Now, let’s scale this up. Let’s say you’re an enterprise with 1,000 developers:
- Total time saved per year: 200,000 hours annually!
In essence, with the right tools, governance guardrails and human oversight in place, AI code assistant technology can free up a substantial amount of developer time. This isn’t just a boost in productivity; it’s a major strategic advantage that can reduce project delivery timelines, enhance quality and innovation, lighten your cognitive load and reallocate resources to more critical business challenges. In a market where speed and quality are key, AI-augmented software development can be the differentiator that offers a competitive edge.
Supporting Statistics and Case Studies
GitHub’s survey of 2,000 software development professionals across the U.S., Brazil, India and Germany found that developers are using the time saved with AI coding tools to focus on higher-value activities. Specifically, 47% of respondents in the U.S. and Germany reported using this extra time for collaboration and system design.
Forrester’s recent Developer Survey indicates that 49% of developers are either already using or expecting to use generative AI assistants in the coding phase of software development.
In the marketing field, professionals using AI tools predict that they save about 5 hours of work per week, which amounts to over a month per year of time savings.
A broader study from the Federal Reserve Bank of St. Louis found that among workers who used generative AI, the average time savings was 5.4% of work hours. For someone working 40 hours per week, this translates to approximately 2.2 hours saved weekly.
IBM’s Own Case Studies
We have also seen the potential results here at IBM using AI coding assistants. For example, during an internal experiment, our software team saw how they could achieve remarkable efficiency gains by using watsonx Code Assistant to summarize code files, reducing the time required from three minutes per file to just 12 seconds in its tests, a time savings of more than 90%. This particular use case, if expanded, could create a dramatic shift in how our developers leverage AI tools and what the freed time allows them to focus on instead.
rKube, a Morocco-based IT solutions provider, transformed 80% of the in-scope WebSphere application code automatically into contemporary frameworks using watsonx Code Assistant in a proof of concept. Westfield saved 150 development hours in just eight weeks during an application modernization pilot.
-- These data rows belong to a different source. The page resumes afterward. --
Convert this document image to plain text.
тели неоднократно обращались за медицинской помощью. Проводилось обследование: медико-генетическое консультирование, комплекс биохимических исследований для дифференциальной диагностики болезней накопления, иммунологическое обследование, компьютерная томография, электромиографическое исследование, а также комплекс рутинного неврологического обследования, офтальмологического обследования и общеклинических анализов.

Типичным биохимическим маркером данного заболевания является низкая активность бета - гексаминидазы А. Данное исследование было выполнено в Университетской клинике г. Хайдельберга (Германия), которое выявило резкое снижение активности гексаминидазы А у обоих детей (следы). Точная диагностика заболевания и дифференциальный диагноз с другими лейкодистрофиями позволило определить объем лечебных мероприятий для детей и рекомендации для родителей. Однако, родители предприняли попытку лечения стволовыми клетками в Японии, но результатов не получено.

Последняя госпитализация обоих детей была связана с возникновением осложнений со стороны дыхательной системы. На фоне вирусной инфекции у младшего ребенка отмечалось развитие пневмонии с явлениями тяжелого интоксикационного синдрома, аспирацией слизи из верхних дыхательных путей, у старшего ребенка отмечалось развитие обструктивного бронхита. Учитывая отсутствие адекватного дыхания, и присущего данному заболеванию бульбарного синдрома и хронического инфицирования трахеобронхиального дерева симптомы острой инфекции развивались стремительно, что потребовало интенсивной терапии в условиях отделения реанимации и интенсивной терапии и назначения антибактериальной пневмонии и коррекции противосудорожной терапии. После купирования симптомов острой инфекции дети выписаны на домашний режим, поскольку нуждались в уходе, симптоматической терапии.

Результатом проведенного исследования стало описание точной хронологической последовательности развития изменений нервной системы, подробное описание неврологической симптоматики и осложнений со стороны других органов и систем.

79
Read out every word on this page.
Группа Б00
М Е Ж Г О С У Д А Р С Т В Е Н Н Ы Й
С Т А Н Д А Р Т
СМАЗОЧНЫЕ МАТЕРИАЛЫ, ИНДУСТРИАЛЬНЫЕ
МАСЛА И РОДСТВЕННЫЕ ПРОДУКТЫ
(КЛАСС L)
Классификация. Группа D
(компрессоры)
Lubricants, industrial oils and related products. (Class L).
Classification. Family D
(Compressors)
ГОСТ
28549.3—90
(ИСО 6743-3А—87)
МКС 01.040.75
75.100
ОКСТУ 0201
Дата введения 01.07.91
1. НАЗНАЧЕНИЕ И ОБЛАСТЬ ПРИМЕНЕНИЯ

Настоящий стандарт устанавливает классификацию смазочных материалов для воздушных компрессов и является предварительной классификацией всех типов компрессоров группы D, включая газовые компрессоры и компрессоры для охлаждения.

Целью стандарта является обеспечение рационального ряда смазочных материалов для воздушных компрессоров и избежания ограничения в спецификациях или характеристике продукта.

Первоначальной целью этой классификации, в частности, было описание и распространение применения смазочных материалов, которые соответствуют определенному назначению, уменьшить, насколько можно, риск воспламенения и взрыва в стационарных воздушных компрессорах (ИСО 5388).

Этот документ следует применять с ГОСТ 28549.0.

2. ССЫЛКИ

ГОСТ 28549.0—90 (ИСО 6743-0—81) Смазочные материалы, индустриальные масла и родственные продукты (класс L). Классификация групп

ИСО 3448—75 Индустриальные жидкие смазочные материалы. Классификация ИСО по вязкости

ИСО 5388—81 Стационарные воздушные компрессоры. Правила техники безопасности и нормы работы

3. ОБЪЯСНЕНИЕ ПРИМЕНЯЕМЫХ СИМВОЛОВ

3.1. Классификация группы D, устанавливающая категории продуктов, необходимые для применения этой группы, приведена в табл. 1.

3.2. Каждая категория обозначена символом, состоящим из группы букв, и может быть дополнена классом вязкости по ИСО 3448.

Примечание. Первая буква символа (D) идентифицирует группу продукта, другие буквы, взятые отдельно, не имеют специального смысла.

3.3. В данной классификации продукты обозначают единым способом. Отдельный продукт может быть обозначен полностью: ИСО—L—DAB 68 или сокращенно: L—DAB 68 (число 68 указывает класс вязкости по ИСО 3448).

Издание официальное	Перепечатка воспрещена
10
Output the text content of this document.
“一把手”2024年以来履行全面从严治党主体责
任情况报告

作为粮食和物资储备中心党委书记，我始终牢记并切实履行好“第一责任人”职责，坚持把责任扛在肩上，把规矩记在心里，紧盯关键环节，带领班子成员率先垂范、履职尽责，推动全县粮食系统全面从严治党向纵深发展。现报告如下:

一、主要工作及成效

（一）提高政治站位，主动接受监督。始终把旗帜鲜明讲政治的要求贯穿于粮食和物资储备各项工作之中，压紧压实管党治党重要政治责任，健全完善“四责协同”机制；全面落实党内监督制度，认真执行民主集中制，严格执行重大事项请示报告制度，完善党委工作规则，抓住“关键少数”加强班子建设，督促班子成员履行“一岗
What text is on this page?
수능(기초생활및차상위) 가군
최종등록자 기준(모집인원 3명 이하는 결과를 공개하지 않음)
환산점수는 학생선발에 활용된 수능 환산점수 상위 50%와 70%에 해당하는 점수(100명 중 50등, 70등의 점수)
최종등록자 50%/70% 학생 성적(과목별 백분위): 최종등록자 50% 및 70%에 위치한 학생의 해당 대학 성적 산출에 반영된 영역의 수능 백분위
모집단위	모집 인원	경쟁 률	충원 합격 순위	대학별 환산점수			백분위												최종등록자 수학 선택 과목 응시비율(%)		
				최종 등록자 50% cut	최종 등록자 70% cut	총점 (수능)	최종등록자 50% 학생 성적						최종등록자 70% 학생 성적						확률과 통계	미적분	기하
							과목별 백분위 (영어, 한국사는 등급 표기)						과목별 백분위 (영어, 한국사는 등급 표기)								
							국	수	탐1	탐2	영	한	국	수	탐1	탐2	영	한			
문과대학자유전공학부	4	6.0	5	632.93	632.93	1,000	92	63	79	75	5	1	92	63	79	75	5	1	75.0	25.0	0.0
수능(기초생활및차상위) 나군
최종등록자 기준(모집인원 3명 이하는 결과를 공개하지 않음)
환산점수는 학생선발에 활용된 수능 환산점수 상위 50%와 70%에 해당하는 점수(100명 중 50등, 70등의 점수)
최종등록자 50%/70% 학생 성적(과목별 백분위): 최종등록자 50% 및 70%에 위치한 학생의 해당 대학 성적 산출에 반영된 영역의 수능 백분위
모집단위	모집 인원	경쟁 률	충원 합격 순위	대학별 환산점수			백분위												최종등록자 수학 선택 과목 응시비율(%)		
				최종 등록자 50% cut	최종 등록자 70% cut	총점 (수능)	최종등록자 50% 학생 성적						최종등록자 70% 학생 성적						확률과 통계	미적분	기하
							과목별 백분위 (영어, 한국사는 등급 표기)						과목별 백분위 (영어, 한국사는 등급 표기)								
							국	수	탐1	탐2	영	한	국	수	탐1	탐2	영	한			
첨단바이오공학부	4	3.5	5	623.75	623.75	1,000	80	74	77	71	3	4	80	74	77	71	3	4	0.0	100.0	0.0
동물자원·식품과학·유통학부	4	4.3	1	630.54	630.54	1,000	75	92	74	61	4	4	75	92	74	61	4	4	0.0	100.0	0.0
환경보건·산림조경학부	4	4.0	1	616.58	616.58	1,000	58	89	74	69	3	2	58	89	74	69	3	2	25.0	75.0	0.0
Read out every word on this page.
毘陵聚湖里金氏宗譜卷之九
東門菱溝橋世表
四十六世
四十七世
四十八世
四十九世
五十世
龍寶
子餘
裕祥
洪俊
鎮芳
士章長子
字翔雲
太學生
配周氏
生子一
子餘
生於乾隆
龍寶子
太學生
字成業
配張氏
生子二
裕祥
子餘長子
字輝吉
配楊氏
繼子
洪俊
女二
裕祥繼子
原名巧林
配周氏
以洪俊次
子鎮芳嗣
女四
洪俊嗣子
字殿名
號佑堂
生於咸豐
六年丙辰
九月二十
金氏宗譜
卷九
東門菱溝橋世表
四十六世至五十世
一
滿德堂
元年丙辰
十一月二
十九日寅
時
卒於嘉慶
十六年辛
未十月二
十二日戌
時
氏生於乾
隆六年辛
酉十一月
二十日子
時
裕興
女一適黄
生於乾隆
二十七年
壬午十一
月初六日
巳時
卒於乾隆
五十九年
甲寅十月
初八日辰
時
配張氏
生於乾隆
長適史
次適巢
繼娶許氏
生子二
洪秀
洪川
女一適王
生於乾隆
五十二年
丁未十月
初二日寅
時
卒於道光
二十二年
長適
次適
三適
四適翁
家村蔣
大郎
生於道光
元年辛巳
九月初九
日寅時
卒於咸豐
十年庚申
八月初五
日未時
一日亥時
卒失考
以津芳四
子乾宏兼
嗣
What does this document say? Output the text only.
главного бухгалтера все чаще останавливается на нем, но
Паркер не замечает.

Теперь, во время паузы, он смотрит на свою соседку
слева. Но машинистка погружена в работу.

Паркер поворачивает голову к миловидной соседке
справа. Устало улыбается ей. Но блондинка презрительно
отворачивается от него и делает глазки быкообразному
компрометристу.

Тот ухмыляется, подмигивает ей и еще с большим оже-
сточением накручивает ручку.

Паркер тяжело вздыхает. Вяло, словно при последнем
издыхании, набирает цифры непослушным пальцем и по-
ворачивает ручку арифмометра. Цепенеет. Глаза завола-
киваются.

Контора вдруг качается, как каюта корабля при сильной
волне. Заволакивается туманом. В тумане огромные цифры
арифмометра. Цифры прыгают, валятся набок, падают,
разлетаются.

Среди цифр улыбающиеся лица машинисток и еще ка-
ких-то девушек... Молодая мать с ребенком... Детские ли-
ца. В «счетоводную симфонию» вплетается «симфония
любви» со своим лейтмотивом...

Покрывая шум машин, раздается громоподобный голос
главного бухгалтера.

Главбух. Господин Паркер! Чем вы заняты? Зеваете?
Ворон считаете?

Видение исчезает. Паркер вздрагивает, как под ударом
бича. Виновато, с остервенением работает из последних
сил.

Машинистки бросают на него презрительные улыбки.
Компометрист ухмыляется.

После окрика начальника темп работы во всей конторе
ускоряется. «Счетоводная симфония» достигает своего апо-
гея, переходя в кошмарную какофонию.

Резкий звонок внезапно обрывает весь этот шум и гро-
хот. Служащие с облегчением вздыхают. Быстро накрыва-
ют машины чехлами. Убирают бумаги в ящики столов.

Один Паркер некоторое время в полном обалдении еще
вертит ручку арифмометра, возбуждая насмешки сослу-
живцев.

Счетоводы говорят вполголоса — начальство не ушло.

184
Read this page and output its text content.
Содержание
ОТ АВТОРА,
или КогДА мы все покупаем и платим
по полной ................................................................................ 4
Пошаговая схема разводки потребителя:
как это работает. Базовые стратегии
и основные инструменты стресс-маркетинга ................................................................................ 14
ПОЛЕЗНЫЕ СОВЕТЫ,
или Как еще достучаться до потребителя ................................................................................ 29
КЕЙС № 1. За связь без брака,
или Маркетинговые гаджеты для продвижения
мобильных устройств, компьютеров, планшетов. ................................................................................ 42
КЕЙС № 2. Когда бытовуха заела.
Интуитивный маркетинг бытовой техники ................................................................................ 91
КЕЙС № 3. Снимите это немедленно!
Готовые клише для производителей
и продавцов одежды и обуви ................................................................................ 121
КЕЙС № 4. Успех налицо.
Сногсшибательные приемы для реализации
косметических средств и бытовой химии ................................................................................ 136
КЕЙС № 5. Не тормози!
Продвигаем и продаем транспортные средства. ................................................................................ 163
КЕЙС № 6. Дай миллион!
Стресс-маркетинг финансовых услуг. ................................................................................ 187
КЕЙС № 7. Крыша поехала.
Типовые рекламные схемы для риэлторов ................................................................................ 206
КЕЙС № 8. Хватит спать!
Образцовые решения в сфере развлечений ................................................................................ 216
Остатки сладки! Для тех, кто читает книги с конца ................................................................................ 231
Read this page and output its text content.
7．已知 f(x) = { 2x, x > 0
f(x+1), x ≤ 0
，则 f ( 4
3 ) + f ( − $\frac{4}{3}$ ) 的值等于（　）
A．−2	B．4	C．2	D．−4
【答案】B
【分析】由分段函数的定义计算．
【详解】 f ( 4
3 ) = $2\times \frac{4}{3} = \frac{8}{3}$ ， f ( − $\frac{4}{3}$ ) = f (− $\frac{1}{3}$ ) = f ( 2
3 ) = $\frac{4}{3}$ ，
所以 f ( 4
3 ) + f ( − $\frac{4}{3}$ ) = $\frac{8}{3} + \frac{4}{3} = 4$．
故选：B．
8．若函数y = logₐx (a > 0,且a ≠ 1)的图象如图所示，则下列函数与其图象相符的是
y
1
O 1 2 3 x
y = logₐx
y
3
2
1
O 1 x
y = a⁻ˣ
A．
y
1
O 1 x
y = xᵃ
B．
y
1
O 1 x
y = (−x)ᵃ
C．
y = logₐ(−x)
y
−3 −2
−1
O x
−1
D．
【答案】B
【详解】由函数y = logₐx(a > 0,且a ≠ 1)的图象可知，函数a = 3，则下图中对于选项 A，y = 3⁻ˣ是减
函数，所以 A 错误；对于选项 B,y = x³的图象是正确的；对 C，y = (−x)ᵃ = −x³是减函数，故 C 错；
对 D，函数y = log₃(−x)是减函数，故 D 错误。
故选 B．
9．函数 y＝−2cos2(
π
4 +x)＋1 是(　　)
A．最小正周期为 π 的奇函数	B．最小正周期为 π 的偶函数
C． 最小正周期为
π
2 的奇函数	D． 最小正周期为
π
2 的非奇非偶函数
These case studies dive into the real-world examples of the potential time savings and productivity gains that can be achieved through AI-assisted development tools.
Final Thoughts
While the idea of relying on AI for coding might raise eyebrows, the numbers speak for themselves. It not only boosts productivity but can also provide a strategic edge in innovation and market agility.
Embracing AI code assistant technology is not just about keeping up with trends; it’s about unlocking a profound efficiency that can significantly impact your organization’s future. For business leaders and developers alike, the potential benefits far outweigh the skepticism.